What I am not entirely sure of is how I find myself so far from home.
Home: a warm, feather lined nest in the uppermost branches of a broadleaf wood, tucked like a keepsake into the West coast of Wales. It is a long way from here.
I had sought to broaden my horizons and turned left toward the midday sun. A sudden confluence, like an intricately revealed sirocco, bound me inside a thermal band tighter than a secret. Then an uninterrupted, effortless glide above the polished surface of a moonlit mirror…
Who would stop to question magic?
I certainly didn’t. I tore into the journey like you might rip into an unexpected parcel. Now I content myself in moving with wide, circular introspection. The town beneath me has become a full stop. Within the breath of the sea, the unhurried activity of people sifting contentment between their fingers, I bring myself to a hovering linger.

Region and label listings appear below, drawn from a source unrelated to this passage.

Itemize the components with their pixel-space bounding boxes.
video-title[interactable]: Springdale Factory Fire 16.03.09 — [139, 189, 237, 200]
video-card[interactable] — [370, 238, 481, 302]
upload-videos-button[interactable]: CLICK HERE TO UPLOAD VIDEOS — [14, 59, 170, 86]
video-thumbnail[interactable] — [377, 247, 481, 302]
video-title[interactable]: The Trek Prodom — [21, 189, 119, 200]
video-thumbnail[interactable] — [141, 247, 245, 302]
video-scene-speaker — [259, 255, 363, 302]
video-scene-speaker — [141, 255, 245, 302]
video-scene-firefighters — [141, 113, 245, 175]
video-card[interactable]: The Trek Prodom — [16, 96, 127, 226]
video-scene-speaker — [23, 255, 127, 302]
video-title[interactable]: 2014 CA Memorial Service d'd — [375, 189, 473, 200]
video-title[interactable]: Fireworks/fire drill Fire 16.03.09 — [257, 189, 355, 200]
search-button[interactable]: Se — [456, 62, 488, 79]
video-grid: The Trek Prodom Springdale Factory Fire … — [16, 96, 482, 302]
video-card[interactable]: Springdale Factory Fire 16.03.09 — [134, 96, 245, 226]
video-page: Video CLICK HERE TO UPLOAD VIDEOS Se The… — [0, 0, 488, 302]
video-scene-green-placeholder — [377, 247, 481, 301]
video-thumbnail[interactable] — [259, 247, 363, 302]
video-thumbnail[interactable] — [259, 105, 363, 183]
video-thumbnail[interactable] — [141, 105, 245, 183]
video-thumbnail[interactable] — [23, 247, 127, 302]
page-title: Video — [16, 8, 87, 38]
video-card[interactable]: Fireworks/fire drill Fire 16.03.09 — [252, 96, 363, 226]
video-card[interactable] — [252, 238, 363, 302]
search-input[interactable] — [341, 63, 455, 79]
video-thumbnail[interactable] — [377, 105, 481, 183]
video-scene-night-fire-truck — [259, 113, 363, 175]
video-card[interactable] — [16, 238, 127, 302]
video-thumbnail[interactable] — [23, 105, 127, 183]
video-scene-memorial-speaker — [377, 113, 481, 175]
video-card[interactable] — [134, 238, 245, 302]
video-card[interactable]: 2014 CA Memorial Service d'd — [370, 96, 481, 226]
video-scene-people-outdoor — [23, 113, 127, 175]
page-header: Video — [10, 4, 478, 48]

The name of this town is Grayling Junction. Perhaps town is not quite appropriate, for it is a small clutch of lives strung like pearls along the coast. A consistent shadow falls long and black over the outskirts of the town as the leviathan mass of Randall City reclines unchecked on the back doorstep. Metallic towers threaten to consume with a relentless assault of bulk. The city stews in a clogged atmosphere of airborne scree, as though the sky is no more than scrap metal lodged in the cloud cover.
Grayling Junction, such as it is, spreads like butter between the imprint of the city and swagger of the mountains. Circling with wings wide the bleached wood of the dock buildings make quiet shapes beneath. Needling between the dockyard and a small boatyard opposite is a dropped garment of trembling estuary. Bobbing at the shallow end of this estuary is a cluster of modest fishing boats. Inside the yard is a clutter of vessels like kernel husks, smooth underbellies exposed to the sun. Other crafts are drunken men at rest, lying slouched against blocks, bearded with moss and seaweed. Sprawled between the creaking boats is a spread of netting that shifts like mist between buoys the colour of coral. A bank of fishing pots stacked with teetering imprecision waits patiently for a fall. A humble cabin with a sloping tin roof is both home and work for a man who can be seen repairing a damaged fishing boat.
Extending south from the yard is a long stone jetty, beyond which is an access road leading to a long, whitewashed brick building where some of the town live. In the morning they pour in and out with smiles like lazy fire.
I swoop low over the estuary when the fancy takes me. I like to tease the fish. Deep and slow moving the surface holds a lingering stagnancy. It is the odour of water at rest, one part river to three parts ocean. Many weeks of rain have bloated the estuary – and the boatyard waits impatiently to discover whether it might drift away as a clumsy flotilla.
The high fingers of the tide are like sock marks on the legs of the dockyard and over the ground – like new bruises – are a series of shallow, watery pools mottled with a haze of oil.
Beyond the dockyard a road runs north to south. To the north is the heaving bulk of Randall City. Opposite the boatyard gates is a series of tightly packed industrial buildings and faceless storage units. Continuing south the road pauses for a T-junction opposite a low wooden house. This is an important house.
The road east passes a nineteenth century train station that seems moments away from utter exhaustion and continues toward steep red mountains, climbing out of sight before passing a sawmill a few miles later. To the west the road skirts a modern industrial estate built around a vast, artificially lit fast-food outlet, before rising on a gentle gradient to meet a scattering of houses set into the green of tree covered hills. A few miles on this road stops abruptly as the land crumbles suddenly into the sea.
In time a call from the beautiful valleys of home will sound in my heart and I shall look for that right turn homeward.
For now, I circle the sky above Grayling Junction and watch the people of the town, watch as their lives unfold.